Entscheidungsstichwort (Thema)
Mangelbeseitigungskosten Grenzüberbau; Mangelschaden: Schadensberechnung bei Errichtung eines Zauns auf dem Nachbargrundstück
Leitsatz (amtlich)
1. Errichtet ein Werkunternehmer infolge eines Planungsfehlers einen Zaun teilweise auf dem Nachbargrundstück, kann der Schadensersatzanspruch des Auftraggebers wegen Werkmangels jedenfalls dann nicht nach den fiktiven Mangelbeseitigungskosten berechnet werden, wenn ein (befürchteter) Beseitigungsanspruch des Nachbarn nach nachbarrechtlichen Vorschriften zeitlich ausgeschlossen ist.

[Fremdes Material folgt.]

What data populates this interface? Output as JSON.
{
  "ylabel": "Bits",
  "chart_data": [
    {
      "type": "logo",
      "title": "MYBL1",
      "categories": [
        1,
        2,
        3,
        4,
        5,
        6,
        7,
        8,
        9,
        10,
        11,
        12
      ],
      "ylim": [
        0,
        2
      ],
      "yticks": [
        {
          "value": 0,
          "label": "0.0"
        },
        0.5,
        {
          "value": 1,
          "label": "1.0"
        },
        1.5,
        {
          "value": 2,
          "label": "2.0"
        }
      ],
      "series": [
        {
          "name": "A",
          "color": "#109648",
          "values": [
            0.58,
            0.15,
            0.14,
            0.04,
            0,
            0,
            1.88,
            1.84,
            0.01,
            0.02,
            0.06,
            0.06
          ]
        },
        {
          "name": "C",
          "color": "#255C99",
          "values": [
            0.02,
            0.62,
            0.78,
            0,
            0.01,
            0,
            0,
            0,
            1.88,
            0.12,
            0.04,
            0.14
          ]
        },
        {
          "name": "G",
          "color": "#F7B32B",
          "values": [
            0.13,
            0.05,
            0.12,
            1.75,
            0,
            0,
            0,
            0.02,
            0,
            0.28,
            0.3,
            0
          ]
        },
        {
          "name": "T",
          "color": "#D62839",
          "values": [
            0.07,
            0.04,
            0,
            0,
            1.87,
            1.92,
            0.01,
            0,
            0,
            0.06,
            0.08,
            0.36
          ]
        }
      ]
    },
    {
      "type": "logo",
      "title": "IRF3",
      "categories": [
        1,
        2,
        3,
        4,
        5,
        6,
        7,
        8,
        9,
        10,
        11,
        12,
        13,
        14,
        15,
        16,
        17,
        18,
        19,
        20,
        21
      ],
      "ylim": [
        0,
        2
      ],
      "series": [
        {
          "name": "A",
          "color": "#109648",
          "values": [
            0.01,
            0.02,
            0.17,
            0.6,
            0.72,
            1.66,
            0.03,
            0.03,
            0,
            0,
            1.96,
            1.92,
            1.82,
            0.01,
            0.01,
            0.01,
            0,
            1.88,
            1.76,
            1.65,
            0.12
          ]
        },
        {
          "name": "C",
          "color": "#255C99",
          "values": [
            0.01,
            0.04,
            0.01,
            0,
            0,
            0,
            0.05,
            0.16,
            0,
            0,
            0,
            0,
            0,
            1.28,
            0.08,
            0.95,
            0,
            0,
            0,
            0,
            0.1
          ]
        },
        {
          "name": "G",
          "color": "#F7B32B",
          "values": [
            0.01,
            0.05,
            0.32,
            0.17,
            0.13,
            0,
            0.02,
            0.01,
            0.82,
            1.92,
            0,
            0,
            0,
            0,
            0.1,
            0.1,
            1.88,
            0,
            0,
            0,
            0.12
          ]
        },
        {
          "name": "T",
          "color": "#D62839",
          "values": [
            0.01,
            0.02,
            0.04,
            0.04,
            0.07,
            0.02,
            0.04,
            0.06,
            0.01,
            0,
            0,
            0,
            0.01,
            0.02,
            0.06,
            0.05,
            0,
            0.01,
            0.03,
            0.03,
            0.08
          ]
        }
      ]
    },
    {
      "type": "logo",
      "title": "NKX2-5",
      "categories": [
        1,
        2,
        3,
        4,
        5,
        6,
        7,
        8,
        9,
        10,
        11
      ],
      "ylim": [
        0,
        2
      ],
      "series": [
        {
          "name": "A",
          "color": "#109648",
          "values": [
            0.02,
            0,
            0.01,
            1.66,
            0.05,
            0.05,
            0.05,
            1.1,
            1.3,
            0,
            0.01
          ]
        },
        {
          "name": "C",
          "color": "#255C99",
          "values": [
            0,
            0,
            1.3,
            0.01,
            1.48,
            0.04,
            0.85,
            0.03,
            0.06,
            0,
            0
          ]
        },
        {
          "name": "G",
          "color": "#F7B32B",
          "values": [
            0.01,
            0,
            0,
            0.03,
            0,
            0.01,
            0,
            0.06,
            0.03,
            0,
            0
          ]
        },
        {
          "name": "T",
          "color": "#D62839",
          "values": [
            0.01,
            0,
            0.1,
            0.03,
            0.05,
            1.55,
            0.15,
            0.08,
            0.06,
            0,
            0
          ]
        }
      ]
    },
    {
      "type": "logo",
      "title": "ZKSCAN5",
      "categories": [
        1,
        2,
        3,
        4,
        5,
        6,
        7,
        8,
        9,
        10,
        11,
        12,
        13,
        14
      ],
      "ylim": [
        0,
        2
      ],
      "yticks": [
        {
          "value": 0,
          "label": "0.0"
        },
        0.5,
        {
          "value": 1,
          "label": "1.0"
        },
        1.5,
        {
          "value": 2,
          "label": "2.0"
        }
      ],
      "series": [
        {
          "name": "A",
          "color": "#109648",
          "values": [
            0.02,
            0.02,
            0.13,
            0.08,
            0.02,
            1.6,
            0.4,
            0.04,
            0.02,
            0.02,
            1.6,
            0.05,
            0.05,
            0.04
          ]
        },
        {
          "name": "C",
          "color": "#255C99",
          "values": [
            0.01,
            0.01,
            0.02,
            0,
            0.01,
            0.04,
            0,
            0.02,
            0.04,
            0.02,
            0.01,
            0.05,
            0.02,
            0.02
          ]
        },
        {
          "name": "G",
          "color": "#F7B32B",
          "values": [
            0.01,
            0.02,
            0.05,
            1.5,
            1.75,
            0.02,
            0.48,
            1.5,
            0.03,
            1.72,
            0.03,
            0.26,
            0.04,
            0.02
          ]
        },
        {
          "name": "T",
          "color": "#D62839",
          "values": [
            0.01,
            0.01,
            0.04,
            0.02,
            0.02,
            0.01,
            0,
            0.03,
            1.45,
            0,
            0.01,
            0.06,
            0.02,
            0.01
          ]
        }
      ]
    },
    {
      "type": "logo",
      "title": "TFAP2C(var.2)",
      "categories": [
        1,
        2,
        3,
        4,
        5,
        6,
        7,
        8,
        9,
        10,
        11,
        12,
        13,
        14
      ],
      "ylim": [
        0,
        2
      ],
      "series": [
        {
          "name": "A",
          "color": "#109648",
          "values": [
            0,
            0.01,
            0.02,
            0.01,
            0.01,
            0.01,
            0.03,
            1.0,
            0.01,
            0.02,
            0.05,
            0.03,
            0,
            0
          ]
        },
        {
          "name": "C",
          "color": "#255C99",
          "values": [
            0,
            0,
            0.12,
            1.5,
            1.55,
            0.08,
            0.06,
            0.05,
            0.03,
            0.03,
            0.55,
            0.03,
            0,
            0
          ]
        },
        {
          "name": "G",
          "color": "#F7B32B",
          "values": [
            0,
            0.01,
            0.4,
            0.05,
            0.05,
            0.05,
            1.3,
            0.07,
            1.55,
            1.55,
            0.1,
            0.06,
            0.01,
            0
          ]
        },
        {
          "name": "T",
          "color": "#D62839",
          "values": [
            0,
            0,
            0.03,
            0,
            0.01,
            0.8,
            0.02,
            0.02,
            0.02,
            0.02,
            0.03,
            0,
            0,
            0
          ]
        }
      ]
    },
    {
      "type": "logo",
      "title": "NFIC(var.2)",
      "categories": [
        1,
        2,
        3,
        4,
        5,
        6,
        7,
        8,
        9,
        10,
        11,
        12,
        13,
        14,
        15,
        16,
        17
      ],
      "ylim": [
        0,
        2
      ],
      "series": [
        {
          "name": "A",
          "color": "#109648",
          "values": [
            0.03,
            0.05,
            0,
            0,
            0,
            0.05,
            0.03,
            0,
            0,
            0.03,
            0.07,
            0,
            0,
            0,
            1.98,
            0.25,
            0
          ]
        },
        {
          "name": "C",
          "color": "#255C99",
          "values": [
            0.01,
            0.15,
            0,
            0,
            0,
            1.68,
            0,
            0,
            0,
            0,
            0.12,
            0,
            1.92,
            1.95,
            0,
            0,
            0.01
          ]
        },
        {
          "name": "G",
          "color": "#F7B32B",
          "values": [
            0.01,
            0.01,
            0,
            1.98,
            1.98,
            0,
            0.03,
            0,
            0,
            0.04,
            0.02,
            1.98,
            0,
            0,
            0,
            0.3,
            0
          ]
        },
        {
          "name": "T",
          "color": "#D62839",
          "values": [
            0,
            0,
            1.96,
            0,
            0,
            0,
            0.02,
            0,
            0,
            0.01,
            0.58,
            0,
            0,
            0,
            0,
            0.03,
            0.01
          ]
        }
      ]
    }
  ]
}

2. Der Schaden kann nach dem Wert der Teile des Zauns geschätzt werden, die wesentlicher Bestandteil des Nachbargrundstücks werden.
Normenkette
BGB §§ 633-634, 823, 1004; NachbG § 33
Verfahrensgang
LG Hildesheim (Aktenzeichen 5 O 234/22) |
Gründe
I. Der Senat schlägt den Parteien vor, sich wie folgt zu vergleichen:
...
II. Dem Vergleichsvorschlag liegen folgende rechtliche Erwägungen zu Grunde:
1. ...
2. Das Werk des Beklagten ist mangelhaft im Sinne des § 633 Abs. 2 S. 1 BGB. Der Zaun steht entgegen der Vereinbarung der Parteien auf dem Grundstück des Nachbarn des Klägers, was auf einem Messfehler des Beklagten beruht. Dies hat das Landgericht nach Vernehmung der Zeugen v. B. und Ö. in nicht zu beanstandender Weise festgestellt. An diese Feststellungen ist der Senat gemäß § 529 Abs. 1 ZPO gebunden. Anhaltspunkte für Zweifel an der Richtigkeit und Vollständigkeit der festgestellten Tatsachen sind nicht ersichtlich. Insbesondere hat das Landgericht nicht verkannt, dass der Kläger für das Vorliegen des Mangels beweisbelastet ist. Entgegen der Auffassung des Beklagten hat das Landgericht lediglich die Frage offengelassen, welcher Fehler den Mitarbeitern des Beklagten bei der Einmessung unterlief, nicht hingegen die Frage, ob ihnen ein Fehler unterlief.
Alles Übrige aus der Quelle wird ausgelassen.